All of this, insists Finchelstein, was by way of objectifying the postulates of the Uriburu myth, of turning theory into experience, thereby anchoring it in reality in a way that the mere spoken or written word could not. Museum exhibits, housing artifacts associated with General Uriburu, served to historicize (or in some regards, to de-historicize) the man and his place in the Argentine story. They exalted his past, reified his influence in the present, and promised his followers a place in the future. His tomb in La Recoleta cemetery and the monument to the “martyrs” erected outside the cemetery gates offered places of embodied collective memory: to gather there was to reaffirm one’s stance vis-à-vis Uriburu and his imagined political program, and against everyone else. Given the fractured nature of the nationalist movement in the 1930s, these moments of joint veneration were essential to its long-term survival.

Nationalist civil religion in the 1930s had its icons as well as its shrines; according to the author, the dead general’s image was everywhere, his portrait presiding over official gatherings and private dinner tables across the nation. His voice was still heard, as recordings of his speeches in September 1930 were pressed and mailed to the faithful–and the not so faithful–as a reminder of those fateful days and their implications for present and future behaviors of Uriburu’s followers.
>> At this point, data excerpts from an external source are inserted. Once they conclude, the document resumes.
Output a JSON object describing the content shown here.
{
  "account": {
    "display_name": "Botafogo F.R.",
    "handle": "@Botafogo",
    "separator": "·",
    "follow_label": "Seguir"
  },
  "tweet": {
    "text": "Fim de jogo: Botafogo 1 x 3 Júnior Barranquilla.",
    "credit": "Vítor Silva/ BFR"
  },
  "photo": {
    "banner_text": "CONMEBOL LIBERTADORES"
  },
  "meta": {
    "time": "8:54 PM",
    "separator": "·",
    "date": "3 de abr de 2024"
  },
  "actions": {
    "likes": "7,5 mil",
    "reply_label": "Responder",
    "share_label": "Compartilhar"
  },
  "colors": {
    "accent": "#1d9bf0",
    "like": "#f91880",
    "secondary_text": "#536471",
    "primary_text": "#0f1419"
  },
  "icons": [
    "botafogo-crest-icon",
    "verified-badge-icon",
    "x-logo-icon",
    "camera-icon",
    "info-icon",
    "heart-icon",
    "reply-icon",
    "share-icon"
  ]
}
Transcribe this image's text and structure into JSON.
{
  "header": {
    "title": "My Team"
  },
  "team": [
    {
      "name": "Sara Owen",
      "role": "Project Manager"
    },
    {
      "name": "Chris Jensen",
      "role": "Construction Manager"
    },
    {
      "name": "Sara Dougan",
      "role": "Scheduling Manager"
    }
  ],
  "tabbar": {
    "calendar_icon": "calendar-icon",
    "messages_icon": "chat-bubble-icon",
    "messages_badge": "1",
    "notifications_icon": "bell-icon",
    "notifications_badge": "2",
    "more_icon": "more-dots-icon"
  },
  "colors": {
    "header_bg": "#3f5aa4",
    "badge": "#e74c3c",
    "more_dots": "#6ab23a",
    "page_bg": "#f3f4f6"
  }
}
Even his gestures and his posture were studied and imitated–although Finchelstein points out that these memories were often more idealized than real–in an effort to reproduce the leader’s supposed strength and resolve. On that note, there is an odd contradiction between admiration of the man’s “archetypical masculinity” and the dewy romanticism with which some of his male followers recalled his “humid and tender eyes,” capable of transmitting either kindness or fiery darts, depending on the situation; the latter carries almost erotic undertones, and expresses the sexual element in the nationalist appreciation of the myth–the virility in the masculinity, which casts in another light completely the symbolic stature of Uriburu’s sword, which becomes a representation at once martial and phallic, the sign of a “real man.”
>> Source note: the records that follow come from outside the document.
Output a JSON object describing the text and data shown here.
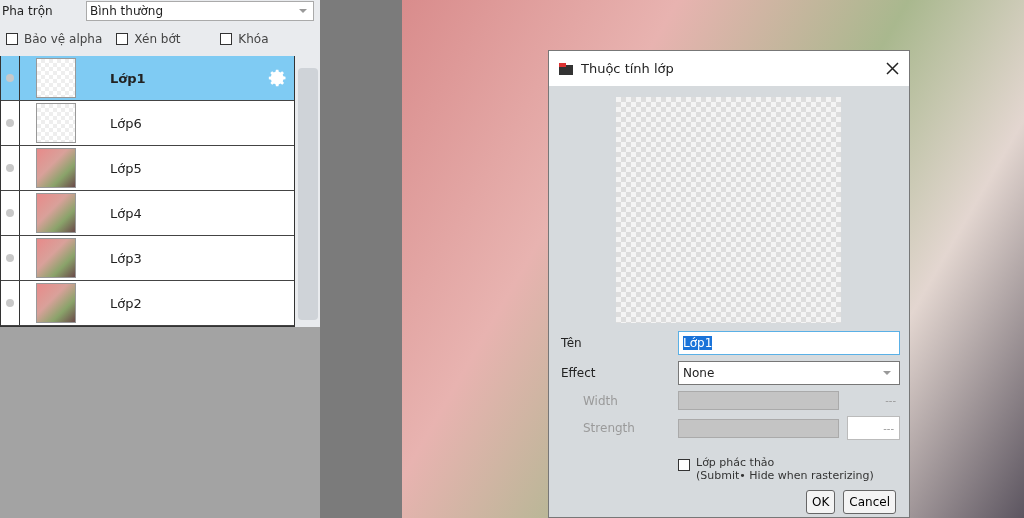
{
  "blend": {
    "label": "Pha trộn",
    "value": "Bình thường"
  },
  "layer_options": [
    {
      "label": "Bảo vệ alpha",
      "checked": false
    },
    {
      "label": "Xén bớt",
      "checked": false
    },
    {
      "label": "Khóa",
      "checked": false
    }
  ],
  "layers": [
    {
      "name": "Lớp1",
      "kind": "transparent",
      "selected": true
    },
    {
      "name": "Lớp6",
      "kind": "transparent",
      "selected": false
    },
    {
      "name": "Lớp5",
      "kind": "photo",
      "selected": false
    },
    {
      "name": "Lớp4",
      "kind": "photo",
      "selected": false
    },
    {
      "name": "Lớp3",
      "kind": "photo",
      "selected": false
    },
    {
      "name": "Lớp2",
      "kind": "photo",
      "selected": false
    }
  ],
  "dialog": {
    "title": "Thuộc tính lớp",
    "name_field": {
      "label": "Tên",
      "value": "Lớp1",
      "text_selected": true
    },
    "effect": {
      "label": "Effect",
      "value": "None"
    },
    "width": {
      "label": "Width",
      "reading": "---",
      "disabled": true
    },
    "strength": {
      "label": "Strength",
      "reading": "---",
      "disabled": true
    },
    "draft": {
      "label": "Lớp phác thảo",
      "note": "(Submit• Hide when rasterizing)",
      "checked": false
    },
    "buttons": [
      "OK",
      "Cancel"
    ]
  }
}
The 1930s were, in the author’s eyes, the key moment in the history of Argentine nationalism. It was during this time that nationalist thought became radicalized, both encouraged by the fleeting political success of Uriburu the man and spurred to further action by the persistence of Uriburu the myth. Their mythical backstory, however, proved itself a double-edged sword: on one hand, its shared nature distracted from the absence of cohesion within and between the multitude of nationalist organizations that sprang up during the years following the general’s death; on the other, its single-minded devotion to a dead leader prevented the emergence of new leadership among the living. Instead of drawing the different groups together under one new banner, it ultimately effectively guaranteed its ongoing acephalous state.
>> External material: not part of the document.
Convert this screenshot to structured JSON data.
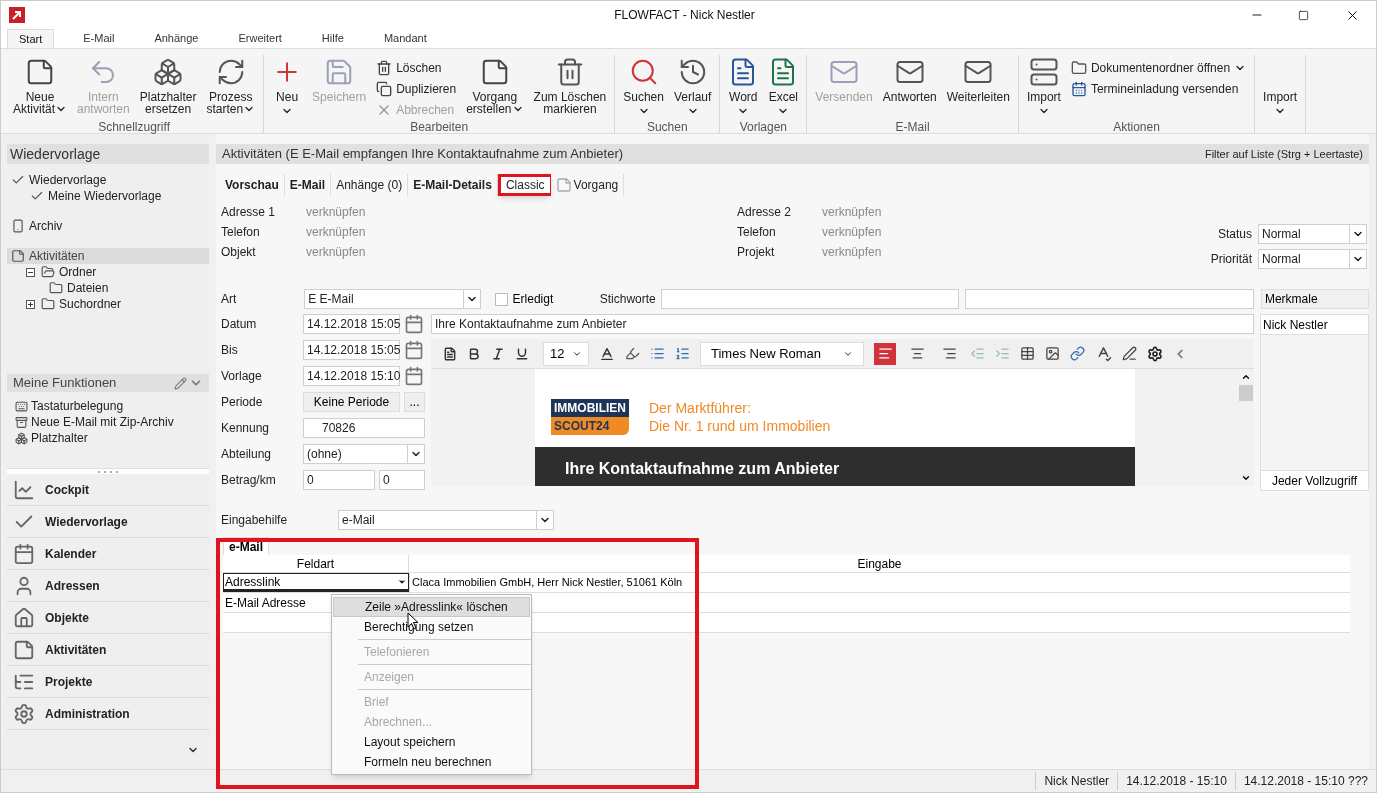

To Finchelstein, this failure to flourish is how Argentine nationalism, ironically, found its teeth. Since they could not pull together as a self-sufficient political movement, the nationalists began to seek alliances that would advance their cause, ultimately turning to the “Church-Armed Forces binomial” as the most viable option. The course of the Argentine 20th century hinges on this fact: Uriburu, who was both a committed Catholic and a dedicated soldier, provided a point of contact between the ecclesiastical-military entente on the one hand, and the nationalists as representatives of Uriburu–whom they considered the ultimate champion of both–on the other. From here, the die was cast: while the Uriburu myth as a foundational conception of nationalist identity began to die out toward the end of the 1930s, as a linchpin it persisted–perhaps still persists–the violence it inspired threading its way forward through time until the street wars of the 1930s morphed into the systematic, Church-sponsored political repression of the Proceso de Reorganización Nacional of the late ’70s-early ’80s.